Oyster mushrooms have a pretty impressive resume when it comes to uses.
They are a choice edible mushroom with a delicious, almost meaty flavor that adds a new dimension to any dish. They can be fried up as bacon, sautéed in omelets or stir-fries, steeped in soups and stews, added to mac-and-cheese, you name it! They are also extremely healthy, containing over 30% protein and 20% fiber by dry weight, as well as lots of beneficial vitamins and minerals .

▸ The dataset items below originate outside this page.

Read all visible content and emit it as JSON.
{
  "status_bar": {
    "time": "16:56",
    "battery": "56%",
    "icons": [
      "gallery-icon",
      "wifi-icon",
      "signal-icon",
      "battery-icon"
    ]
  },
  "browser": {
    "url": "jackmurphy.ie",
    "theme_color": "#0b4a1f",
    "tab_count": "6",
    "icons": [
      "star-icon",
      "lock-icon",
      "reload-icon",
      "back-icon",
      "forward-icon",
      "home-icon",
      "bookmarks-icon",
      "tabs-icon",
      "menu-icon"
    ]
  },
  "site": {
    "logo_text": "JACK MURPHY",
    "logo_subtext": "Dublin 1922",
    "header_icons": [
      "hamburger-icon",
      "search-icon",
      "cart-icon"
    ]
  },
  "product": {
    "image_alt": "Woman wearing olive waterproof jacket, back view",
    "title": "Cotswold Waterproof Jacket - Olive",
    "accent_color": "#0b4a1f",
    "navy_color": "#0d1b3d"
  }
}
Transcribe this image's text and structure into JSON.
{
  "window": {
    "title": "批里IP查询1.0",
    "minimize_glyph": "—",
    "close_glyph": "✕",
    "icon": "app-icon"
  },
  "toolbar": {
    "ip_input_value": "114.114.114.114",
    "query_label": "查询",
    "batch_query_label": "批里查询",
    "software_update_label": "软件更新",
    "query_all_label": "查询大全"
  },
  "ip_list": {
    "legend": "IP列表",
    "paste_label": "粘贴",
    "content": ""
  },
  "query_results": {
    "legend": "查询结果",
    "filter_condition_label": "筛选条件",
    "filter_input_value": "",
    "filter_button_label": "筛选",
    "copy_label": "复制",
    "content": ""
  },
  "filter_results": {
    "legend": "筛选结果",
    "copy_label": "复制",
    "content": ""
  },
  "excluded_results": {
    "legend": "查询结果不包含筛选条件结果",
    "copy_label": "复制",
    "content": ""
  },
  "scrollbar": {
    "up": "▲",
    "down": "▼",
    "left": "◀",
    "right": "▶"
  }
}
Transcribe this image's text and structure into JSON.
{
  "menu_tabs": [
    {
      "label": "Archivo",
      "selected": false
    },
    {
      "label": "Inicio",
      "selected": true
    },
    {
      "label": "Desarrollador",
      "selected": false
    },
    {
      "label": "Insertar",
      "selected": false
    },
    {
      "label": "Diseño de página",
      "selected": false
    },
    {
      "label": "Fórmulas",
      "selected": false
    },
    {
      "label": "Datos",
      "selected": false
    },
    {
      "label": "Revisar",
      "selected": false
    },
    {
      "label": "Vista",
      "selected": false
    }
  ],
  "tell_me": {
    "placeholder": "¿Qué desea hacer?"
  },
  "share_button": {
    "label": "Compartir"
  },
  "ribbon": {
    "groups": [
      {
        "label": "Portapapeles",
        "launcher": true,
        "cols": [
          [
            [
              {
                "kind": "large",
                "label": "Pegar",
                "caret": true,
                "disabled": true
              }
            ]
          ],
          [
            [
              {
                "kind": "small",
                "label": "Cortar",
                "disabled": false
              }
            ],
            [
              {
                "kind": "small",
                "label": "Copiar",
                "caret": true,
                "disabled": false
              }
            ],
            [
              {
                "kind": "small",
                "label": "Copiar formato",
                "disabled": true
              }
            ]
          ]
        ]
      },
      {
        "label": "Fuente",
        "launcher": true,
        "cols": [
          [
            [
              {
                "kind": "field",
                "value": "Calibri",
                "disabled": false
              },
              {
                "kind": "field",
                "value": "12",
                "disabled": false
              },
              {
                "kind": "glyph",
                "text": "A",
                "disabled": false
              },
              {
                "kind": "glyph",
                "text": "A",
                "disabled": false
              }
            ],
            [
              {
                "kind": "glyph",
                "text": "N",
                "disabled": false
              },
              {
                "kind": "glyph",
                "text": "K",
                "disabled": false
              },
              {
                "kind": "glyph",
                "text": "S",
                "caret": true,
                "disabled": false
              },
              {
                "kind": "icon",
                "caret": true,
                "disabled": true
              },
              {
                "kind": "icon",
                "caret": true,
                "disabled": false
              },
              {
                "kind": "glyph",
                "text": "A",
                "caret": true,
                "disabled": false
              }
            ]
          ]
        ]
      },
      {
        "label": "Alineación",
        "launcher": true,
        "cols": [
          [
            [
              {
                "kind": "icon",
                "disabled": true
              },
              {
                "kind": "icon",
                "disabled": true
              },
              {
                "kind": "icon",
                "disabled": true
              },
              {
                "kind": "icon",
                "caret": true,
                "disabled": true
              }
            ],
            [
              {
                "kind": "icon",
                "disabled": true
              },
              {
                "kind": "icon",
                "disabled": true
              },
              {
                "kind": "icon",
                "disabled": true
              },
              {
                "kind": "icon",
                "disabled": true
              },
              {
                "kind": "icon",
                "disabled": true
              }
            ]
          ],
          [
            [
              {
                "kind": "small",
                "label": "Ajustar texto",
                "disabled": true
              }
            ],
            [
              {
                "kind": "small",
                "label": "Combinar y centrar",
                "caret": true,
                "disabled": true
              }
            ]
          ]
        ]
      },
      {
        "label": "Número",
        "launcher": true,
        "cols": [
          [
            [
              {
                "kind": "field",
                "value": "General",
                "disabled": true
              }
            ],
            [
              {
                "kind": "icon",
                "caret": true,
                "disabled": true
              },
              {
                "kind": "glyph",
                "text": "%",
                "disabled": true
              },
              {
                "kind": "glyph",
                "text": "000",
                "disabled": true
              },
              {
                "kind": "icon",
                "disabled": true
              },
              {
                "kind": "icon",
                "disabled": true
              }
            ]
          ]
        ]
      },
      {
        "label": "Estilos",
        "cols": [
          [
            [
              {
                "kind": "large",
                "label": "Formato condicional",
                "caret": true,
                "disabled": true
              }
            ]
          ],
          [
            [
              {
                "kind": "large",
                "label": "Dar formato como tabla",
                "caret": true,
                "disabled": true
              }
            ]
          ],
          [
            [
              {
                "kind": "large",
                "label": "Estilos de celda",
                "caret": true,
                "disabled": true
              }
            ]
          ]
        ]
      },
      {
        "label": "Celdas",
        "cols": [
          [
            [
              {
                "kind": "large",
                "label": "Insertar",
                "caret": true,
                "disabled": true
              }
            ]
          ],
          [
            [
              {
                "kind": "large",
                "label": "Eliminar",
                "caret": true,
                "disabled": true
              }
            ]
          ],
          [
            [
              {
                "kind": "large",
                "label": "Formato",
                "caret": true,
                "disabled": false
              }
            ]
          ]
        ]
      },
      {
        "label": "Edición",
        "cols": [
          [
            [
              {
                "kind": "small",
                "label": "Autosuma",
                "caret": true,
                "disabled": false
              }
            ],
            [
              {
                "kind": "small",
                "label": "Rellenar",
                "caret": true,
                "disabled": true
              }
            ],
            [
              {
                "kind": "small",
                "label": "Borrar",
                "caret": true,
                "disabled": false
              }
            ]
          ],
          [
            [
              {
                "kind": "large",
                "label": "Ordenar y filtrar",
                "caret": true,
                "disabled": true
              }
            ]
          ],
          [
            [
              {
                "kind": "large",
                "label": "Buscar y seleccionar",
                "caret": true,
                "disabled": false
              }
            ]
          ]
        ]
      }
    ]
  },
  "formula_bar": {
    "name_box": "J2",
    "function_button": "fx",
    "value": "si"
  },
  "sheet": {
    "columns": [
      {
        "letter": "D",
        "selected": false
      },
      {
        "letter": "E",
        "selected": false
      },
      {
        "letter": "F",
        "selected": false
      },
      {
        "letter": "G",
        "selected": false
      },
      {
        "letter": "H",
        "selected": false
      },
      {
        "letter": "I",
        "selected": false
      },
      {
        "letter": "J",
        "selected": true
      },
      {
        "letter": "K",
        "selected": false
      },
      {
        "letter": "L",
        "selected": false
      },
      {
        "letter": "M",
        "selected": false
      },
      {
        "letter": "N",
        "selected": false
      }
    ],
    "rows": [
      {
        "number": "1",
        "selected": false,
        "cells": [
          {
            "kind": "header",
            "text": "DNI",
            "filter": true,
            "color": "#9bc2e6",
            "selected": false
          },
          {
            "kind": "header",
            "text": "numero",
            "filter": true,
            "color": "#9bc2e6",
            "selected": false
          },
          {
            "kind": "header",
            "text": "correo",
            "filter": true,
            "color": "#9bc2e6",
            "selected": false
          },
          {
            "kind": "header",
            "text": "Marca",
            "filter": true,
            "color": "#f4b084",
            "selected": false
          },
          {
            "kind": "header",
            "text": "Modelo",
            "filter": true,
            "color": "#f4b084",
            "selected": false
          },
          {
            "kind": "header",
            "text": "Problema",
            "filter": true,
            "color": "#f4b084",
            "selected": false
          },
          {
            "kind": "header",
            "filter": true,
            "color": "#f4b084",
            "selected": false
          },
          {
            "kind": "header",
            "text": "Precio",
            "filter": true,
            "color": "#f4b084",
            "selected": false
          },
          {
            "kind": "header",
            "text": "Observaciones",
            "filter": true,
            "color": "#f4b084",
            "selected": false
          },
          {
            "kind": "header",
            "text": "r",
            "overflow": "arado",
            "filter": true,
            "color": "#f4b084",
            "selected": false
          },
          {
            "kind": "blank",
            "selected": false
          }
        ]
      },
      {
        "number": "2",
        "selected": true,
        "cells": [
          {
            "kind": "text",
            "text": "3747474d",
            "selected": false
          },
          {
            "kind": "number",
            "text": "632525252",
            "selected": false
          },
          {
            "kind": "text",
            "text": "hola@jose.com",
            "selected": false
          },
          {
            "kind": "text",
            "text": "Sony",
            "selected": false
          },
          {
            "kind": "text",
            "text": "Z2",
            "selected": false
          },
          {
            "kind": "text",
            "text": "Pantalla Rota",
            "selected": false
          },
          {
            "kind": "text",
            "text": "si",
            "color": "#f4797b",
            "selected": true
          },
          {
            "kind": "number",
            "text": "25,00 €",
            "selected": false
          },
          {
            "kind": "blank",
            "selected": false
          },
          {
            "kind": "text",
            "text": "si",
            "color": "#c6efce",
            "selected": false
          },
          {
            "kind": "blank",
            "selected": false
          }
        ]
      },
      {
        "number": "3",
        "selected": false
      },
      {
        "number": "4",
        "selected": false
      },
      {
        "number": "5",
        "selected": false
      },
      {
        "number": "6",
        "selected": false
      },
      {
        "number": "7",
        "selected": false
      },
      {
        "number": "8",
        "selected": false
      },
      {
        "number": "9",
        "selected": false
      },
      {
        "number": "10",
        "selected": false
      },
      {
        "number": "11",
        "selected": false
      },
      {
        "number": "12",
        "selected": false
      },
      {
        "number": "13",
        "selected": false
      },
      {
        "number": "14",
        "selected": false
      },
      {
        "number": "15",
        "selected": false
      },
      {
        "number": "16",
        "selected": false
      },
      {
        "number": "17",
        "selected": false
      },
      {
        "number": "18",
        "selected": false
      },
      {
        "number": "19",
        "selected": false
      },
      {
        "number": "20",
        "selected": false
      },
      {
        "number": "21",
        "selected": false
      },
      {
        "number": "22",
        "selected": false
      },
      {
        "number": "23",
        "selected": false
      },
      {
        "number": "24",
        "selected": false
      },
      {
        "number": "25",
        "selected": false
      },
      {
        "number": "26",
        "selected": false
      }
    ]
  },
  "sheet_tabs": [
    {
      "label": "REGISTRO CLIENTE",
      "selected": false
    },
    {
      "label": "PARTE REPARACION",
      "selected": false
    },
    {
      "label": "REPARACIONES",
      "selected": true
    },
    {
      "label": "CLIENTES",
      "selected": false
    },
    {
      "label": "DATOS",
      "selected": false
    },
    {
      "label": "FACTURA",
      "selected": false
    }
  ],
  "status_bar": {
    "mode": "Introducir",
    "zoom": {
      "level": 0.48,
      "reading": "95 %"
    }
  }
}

Oyster mushrooms also have many medicinal agents that impart all kinds of health benefits, including anti-inflammatory, anti-viral, and anti-tumor activities [55, 99-103].
Research has also demonstrated the oyster mushrooms are excellent mycoremediators, able to decompose petroleum products, toxic pesticides, and other pollutants. This allows the fungus to be used to clean up the sites of oil spills and agricultural dead-zones and turn them back into productive habitats and ecosystems [55, 104-106].
In addition to all these, white rot fungi like P. ostreatus are important nutrient recyclers in the forest. The help to break down the lignin in dead wood, allowing the minerals and organic matter to return to the soil to be used again to create new life.
P. Ostreatus grows on dead hardwood logs. In our experience, they are especially fond of the Tulip Poplar tree.
A flush of oyster mushrooms on the base and high up in a dead tulip poplar tree in late December.